201036: push %rbp
201037: push %rbx
201038: sub $0x28,%rsp
20103c: mov %rsp,%rsi
20103f: callq 2014a5 <read_input>
201044: cmpl $0x0,(%rsp)
201048: jne 201051 <func_2+0x1b>
20104a: cmpl $0x1,0x4(%rsp)
20104f: je 201056 <func_2+0x20>
201051: callq 20146f <wrong_input>
201056: mov %rsp,%rbp
201059: lea 0x4(%rsp),%rbx
20105e: add $0x18,%rbp
201062: mov -0x2(%rbx),%eax
201065: add -0x4(%rbx),%eax
201068: cmp %eax,(%rbx)
20106a: je 201071 <func_2+0x3b>
20106c: callq 20146f <wrong_input>
201071: add $0x2,%rbx
201075: cmp %rbp,%rbx
201078: jne 201062 <func_2+0x2c>
20107a: add $0x28,%rsp
20107e: pop %rbx
20107f: pop %rbp
201080: retq
Well, if I break it into lines:
mov %rsp,%rbp : puts value of rsp into rbp
lea 0x4(%rsp),%rbx : put "0x4*rsp" into rbx. (*rsp = address of or rsp)

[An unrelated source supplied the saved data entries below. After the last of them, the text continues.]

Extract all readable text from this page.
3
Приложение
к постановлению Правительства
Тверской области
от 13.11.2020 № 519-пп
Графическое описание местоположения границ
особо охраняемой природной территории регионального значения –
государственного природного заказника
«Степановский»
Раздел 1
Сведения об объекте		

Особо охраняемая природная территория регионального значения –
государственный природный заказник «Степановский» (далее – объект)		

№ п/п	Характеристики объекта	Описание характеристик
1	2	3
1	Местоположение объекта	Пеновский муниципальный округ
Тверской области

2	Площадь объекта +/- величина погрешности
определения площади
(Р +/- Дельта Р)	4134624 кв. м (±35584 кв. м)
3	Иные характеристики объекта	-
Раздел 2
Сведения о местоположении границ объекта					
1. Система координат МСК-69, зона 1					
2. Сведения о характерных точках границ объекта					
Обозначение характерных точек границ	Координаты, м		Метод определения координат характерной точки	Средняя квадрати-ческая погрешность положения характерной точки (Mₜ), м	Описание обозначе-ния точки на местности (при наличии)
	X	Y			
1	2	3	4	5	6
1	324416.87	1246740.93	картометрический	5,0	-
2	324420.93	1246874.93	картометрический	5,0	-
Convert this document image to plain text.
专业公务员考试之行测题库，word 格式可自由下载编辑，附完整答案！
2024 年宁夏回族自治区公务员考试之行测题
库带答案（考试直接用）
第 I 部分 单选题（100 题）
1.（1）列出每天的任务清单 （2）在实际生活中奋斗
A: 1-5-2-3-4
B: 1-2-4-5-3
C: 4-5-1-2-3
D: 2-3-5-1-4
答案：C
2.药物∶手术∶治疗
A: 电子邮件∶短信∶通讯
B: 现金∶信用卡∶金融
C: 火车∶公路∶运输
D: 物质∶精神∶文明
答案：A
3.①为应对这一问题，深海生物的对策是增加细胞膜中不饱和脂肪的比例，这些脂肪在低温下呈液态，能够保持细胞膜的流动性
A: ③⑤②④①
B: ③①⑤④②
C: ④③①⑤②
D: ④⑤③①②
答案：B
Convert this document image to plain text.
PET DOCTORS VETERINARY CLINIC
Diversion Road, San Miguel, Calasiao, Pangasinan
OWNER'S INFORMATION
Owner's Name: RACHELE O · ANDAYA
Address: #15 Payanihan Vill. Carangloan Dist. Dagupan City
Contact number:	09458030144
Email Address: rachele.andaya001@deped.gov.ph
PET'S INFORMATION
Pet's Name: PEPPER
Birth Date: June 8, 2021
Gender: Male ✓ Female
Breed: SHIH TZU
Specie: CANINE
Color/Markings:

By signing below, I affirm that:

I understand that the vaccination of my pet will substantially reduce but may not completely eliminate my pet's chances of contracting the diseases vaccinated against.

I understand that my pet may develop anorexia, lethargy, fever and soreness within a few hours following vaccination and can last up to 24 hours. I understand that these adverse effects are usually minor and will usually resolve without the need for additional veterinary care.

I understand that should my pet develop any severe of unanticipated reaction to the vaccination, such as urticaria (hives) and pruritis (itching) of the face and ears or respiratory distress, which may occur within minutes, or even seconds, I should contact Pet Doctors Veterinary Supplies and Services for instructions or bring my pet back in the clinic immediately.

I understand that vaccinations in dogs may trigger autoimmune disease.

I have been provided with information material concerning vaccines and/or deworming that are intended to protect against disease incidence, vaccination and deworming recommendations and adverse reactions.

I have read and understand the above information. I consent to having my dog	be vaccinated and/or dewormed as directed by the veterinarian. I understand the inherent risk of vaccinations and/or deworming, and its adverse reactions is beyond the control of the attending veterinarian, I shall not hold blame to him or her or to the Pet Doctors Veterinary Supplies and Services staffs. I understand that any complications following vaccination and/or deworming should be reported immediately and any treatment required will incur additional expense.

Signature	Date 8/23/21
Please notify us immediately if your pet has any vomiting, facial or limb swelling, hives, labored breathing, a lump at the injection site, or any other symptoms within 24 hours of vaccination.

add $0x15,%rbp : adds the integer that at "0x15" to rbp and saves the sum in
rbp.
mov -0x2(%rbx),%eax : moves the value that inside of ??? to eax
add -0x4(%rbx),%eax : adds the value that inside of ??? to eax as saves the sum
in eax.
cmp %eax,(%rbx): compares eax with rbx.
well, I can't really understand what "0x4(%rsp)" means, what the minus in "-0x2(%rbx)" and "-0x4(%rbx)" means..
I am trying to connect the dots here. It seems like a loop, that increases rbx or eax and then compares them.. I don't really get it though.
... I can't really understand what "0x4(%rsp)" means, what the minus in "-0x2(%rbx)" and "-0x4(%rbx)" means..
Those numbers are to be added to the value between the parenthesis, the number is a displacement component.
In 0x4(%rsp), the true address becomes the value in the %RSP register plus 4.
In -0x2(%rbx), the true address becomes the value in the %RBX register minus 2.
e.g. If in mov -0x2(%rbx),%eax the %RBX register holds 100002 then the %EAX register receives the dword stored at memory address 100000.
e.g. If in lea 0x4(%rsp),%ebx the %RSP register holds 100000 then the %EBX register receives the value 100004.
[code was added]
Now that you've added more code, we can try to figure out how the loop might work.
mov %rsp,%rsi
callq 2014a5 <read_input>
cmpl $0x0,(%rsp)
jne 201051 <func_2+0x1b>
cmpl $0x1,0x4(%rsp)
je 201056 <func_2+0x20>
201051: callq 20146f <wrong_input>
201056: mov %rsp,%rbp
lea 0x4(%rsp),%rbx
add $0x18,%rbp
201062: mov -0x2(%rbx),%eax
add -0x4(%rbx),%eax
cmp %eax,(%rbx)
je 201071 <func_2+0x3b>
callq 20146f <wrong_input>
201071: add $0x2,%rbx
cmp %rbp,%rbx
jne 201062 <func_2+0x2c>
In order to avoid that first callq to wrong_input, the first 8 bytes at (%rsp) need to be:
%rsp %rbx
v v
00,00,00,00,01,00,00,00
-----------
+++++++++++ ===========
But then the first iteration of the loop will fail and do that second callq to wrong_input because:
----------- mov -0x2(%rbx),%eax --> 0x00010000
+++++++++++ add -0x4(%rbx),%eax --> 0x00010000 + 0x00000000
=========== cmp %eax,(%rbx) --> 0x00010000 <> 0x00000001
If we only consider the loop part, then we can find a sequence of integers that will pass. Here they are:
65536, 131073, 327683, 851976, 2228245, 5832759, 144
You need to look at it when stored in memory:
first last
%rsp %rbx --> %rbx %rbp
v v v v
00,00,01,00,01,00,02,00,03,00,05,00,08,00,0D,00,15,00,22,00,37,00,59,00,90,00
----------- -----------
+++++++++++ =========== +++++++++++ ===========
Do notice that the loop reads one word beyond the end in %rbp, therefore the input is actually six and a half dword integers!